HAVE INVENTORS ANY RIGHTS?

The Manufacturers’ Gazette, referring to recent bills passed by the House nullifying the rightsof patentees, and other hostile legislation now before both branches of the national legislature, says :

“The moment any such legislation as this takes effect, our mechanical progress will be in its decadence. Why not pass one more law, that hereafter no patents shall be allowed to anybody for any length of time, and thus stop the outlay for the patent office, patent lawyers, etc., and that no future litigation shall be had as to rights vested in patents ? Thus cutting the whole thing down and wiping out at one fell stroke millions of dollars of property, or what has been supposed to be property, and also wiping out totally one of the strongest branches of American industry, the inventors and perfecting mechanics. We might as well do the thing right while we are are about it ; wipe out everything that refers to it ; let them start again, but make the thing sure that no man has rights that another one is bound to respect.”

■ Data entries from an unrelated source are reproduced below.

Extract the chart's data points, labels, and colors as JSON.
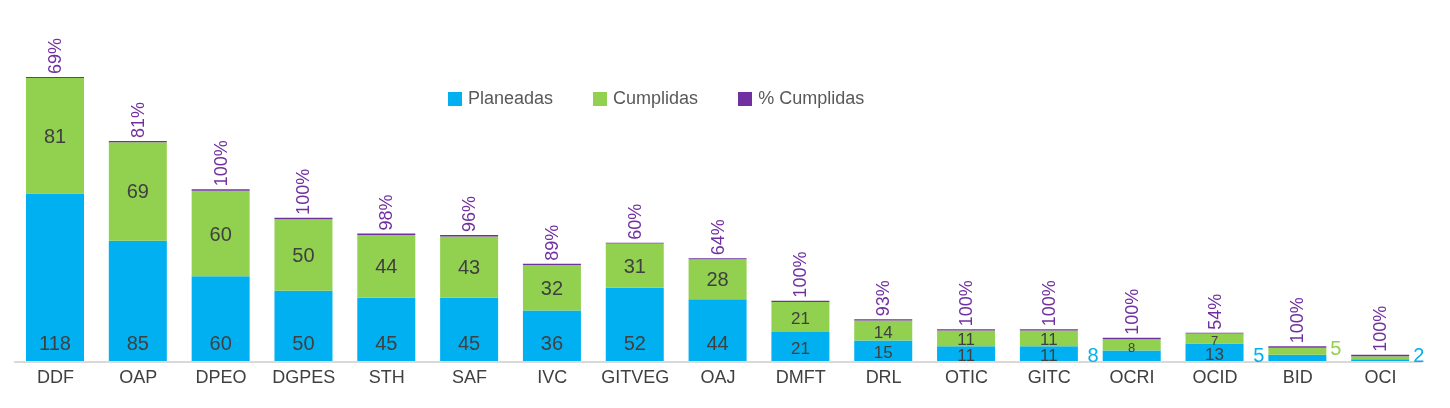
{
  "chart_data": {
    "type": "bar",
    "stacked": true,
    "legend": "top",
    "categories": [
      "DDF",
      "OAP",
      "DPEO",
      "DGPES",
      "STH",
      "SAF",
      "IVC",
      "GITVEG",
      "OAJ",
      "DMFT",
      "DRL",
      "OTIC",
      "GITC",
      "OCRI",
      "OCID",
      "BID",
      "OCI"
    ],
    "series": [
      {
        "name": "Planeadas",
        "color": "#00b0f0",
        "values": [
          118,
          85,
          60,
          50,
          45,
          45,
          36,
          52,
          44,
          21,
          15,
          11,
          11,
          8,
          13,
          5,
          2
        ],
        "value_labels": [
          "118",
          "85",
          "60",
          "50",
          "45",
          "45",
          "36",
          "52",
          "44",
          "21",
          "15",
          "11",
          "11",
          "8",
          "13",
          "5",
          "2"
        ]
      },
      {
        "name": "Cumplidas",
        "color": "#92d050",
        "values": [
          81,
          69,
          60,
          50,
          44,
          43,
          32,
          31,
          28,
          21,
          14,
          11,
          11,
          8,
          7,
          5,
          2
        ],
        "value_labels": [
          "81",
          "69",
          "60",
          "50",
          "44",
          "43",
          "32",
          "31",
          "28",
          "21",
          "14",
          "11",
          "11",
          "8",
          "7",
          "5",
          null
        ]
      },
      {
        "name": "% Cumplidas",
        "color": "#7030a0",
        "values": [
          0.69,
          0.81,
          1,
          1,
          0.98,
          0.96,
          0.89,
          0.6,
          0.64,
          1,
          0.93,
          1,
          1,
          1,
          0.54,
          1,
          1
        ],
        "value_labels": [
          "69%",
          "81%",
          "100%",
          "100%",
          "98%",
          "96%",
          "89%",
          "60%",
          "64%",
          "100%",
          "93%",
          "100%",
          "100%",
          "100%",
          "54%",
          "100%",
          "100%"
        ]
      }
    ]
  }
}
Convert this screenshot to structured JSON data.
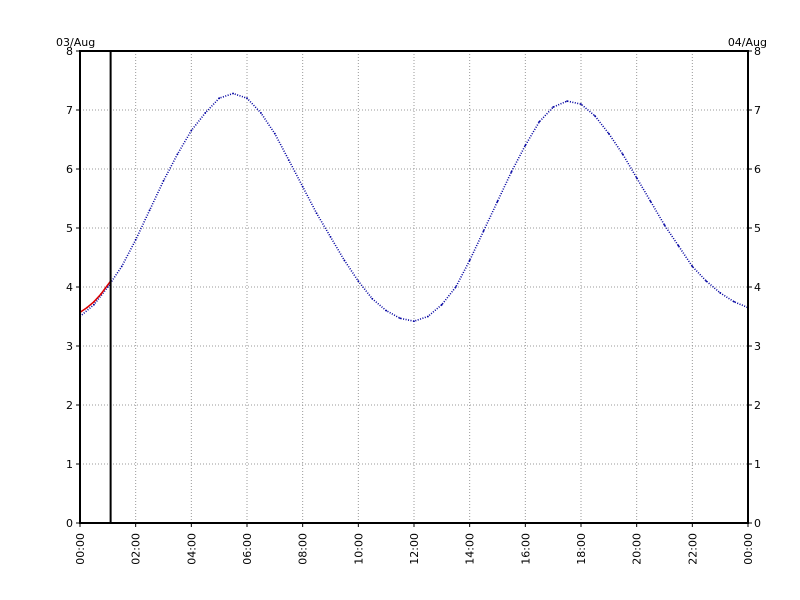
{
  "chart_data": {
    "type": "line",
    "title": "",
    "xlabel": "",
    "ylabel": "",
    "date_left": "03/Aug",
    "date_right": "04/Aug",
    "x_ticks": [
      "00:00",
      "02:00",
      "04:00",
      "06:00",
      "08:00",
      "10:00",
      "12:00",
      "14:00",
      "16:00",
      "18:00",
      "20:00",
      "22:00",
      "00:00"
    ],
    "y_ticks": [
      "0",
      "1",
      "2",
      "3",
      "4",
      "5",
      "6",
      "7",
      "8"
    ],
    "xlim_hours": [
      0,
      24
    ],
    "ylim": [
      0,
      8
    ],
    "grid": true,
    "current_time_hours": 1.1,
    "colors": {
      "predicted": "#0000a0",
      "observed": "#dd0000",
      "grid": "#999999",
      "axis": "#000000"
    },
    "series": [
      {
        "style": "dotted",
        "color": "#0000a0",
        "x": [
          0,
          0.5,
          1,
          1.5,
          2,
          2.5,
          3,
          3.5,
          4,
          4.5,
          5,
          5.5,
          6,
          6.5,
          7,
          7.5,
          8,
          8.5,
          9,
          9.5,
          10,
          10.5,
          11,
          11.5,
          12,
          12.5,
          13,
          13.5,
          14,
          14.5,
          15,
          15.5,
          16,
          16.5,
          17,
          17.5,
          18,
          18.5,
          19,
          19.5,
          20,
          20.5,
          21,
          21.5,
          22,
          22.5,
          23,
          23.5,
          24
        ],
        "y": [
          3.5,
          3.7,
          4.0,
          4.35,
          4.8,
          5.3,
          5.8,
          6.25,
          6.65,
          6.95,
          7.2,
          7.28,
          7.2,
          6.95,
          6.6,
          6.15,
          5.7,
          5.25,
          4.85,
          4.45,
          4.1,
          3.8,
          3.6,
          3.47,
          3.42,
          3.5,
          3.7,
          4.0,
          4.45,
          4.95,
          5.45,
          5.95,
          6.4,
          6.8,
          7.05,
          7.15,
          7.1,
          6.9,
          6.6,
          6.25,
          5.85,
          5.45,
          5.05,
          4.7,
          4.35,
          4.1,
          3.9,
          3.75,
          3.65
        ]
      },
      {
        "style": "solid",
        "color": "#dd0000",
        "x": [
          0,
          0.25,
          0.5,
          0.75,
          1.1
        ],
        "y": [
          3.57,
          3.65,
          3.75,
          3.88,
          4.1
        ]
      }
    ]
  }
}
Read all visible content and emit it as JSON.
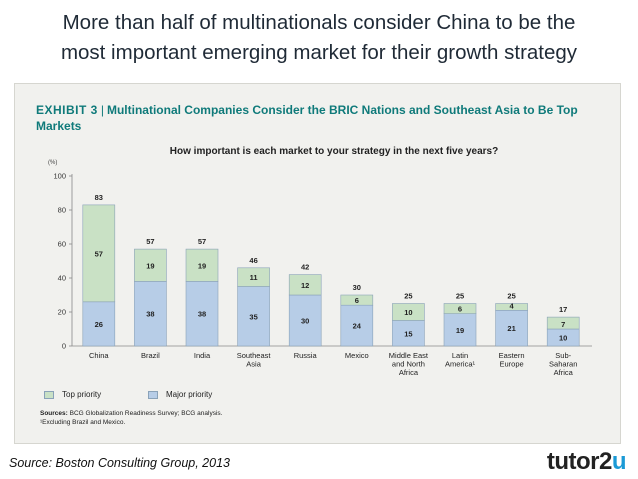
{
  "slide": {
    "title_line1": "More than half of multinationals consider China to be the",
    "title_line2": "most important emerging market for their growth strategy"
  },
  "exhibit": {
    "label": "EXHIBIT 3",
    "separator": "|",
    "title_line1": "Multinational Companies Consider the BRIC Nations and Southeast Asia to Be Top",
    "title_line2": "Markets",
    "question": "How important is each market to your strategy in the next five years?",
    "unit_label": "(%)",
    "sources_label": "Sources:",
    "sources_text": "BCG Globalization Readiness Survey; BCG analysis.",
    "footnote": "¹Excluding Brazil and Mexico."
  },
  "footer": {
    "source": "Source: Boston Consulting Group, 2013",
    "logo_main": "tutor2",
    "logo_accent": "u"
  },
  "colors": {
    "top_priority": "#c9e1c5",
    "major_priority": "#b7cde7",
    "bar_outline": "#8aa2b8",
    "teal": "#0f7a7a"
  },
  "chart_data": {
    "type": "bar",
    "stacked": true,
    "title": "How important is each market to your strategy in the next five years?",
    "ylabel": "(%)",
    "ylim": [
      0,
      100
    ],
    "yticks": [
      0,
      20,
      40,
      60,
      80,
      100
    ],
    "categories": [
      [
        "China"
      ],
      [
        "Brazil"
      ],
      [
        "India"
      ],
      [
        "Southeast",
        "Asia"
      ],
      [
        "Russia"
      ],
      [
        "Mexico"
      ],
      [
        "Middle East",
        "and North",
        "Africa"
      ],
      [
        "Latin",
        "America¹"
      ],
      [
        "Eastern",
        "Europe"
      ],
      [
        "Sub-",
        "Saharan",
        "Africa"
      ]
    ],
    "series": [
      {
        "name": "Major priority",
        "values": [
          26,
          38,
          38,
          35,
          30,
          24,
          15,
          19,
          21,
          10
        ]
      },
      {
        "name": "Top priority",
        "values": [
          57,
          19,
          19,
          11,
          12,
          6,
          10,
          6,
          4,
          7
        ]
      }
    ],
    "totals": [
      83,
      57,
      57,
      46,
      42,
      30,
      25,
      25,
      25,
      17
    ],
    "legend": [
      "Top priority",
      "Major priority"
    ]
  }
}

The St. Louis Miller, speaking of the bill of Mr. Ray (H. R. 1081) of New York, before the House, says :

“ There is a vast deal of twaddle in many of the arguments of those who try to break down Government grants of rights and franchises on the ground that monopoly should be discouraged. The people at large are quite indifferent as to the cost of a public benefit, until after it is secured. Then they too often seek to prevent the originators of the benefits from reaping any permanent or extended profits therefrom. The public is totally conscienceless on this point, and is ready to evade the terms of a distinct contract whenever it can be done in a slightly roundabout _____aiy. The repeated and continuous attacks upon the effectiveness of our patent law which has been made in Congress after Congress are abundantly illustrative of the spirit to which we allude. * * * Under this proposed law some piratical adventurers with a little money could readily inform themselves regarding a few meritorious articles just patented by poor and obscure inventors, could quickly manufacture immense stocks of the goods, and could then throw them on the market so suddenly and extensively that stopping the traffic by the service of notice would be simply impossible. Moreover, honorable manufacturers who might be willing to allow inventors a reasonable royalty would be afraid to make a bargain for the legitimate production of the patented novelties. They would fear to do so lest others less honorable might be even then secretly making the same goods, and might soon flood the country with them. The New Yorker’s bill is an unjust one, and should be forever tabled.”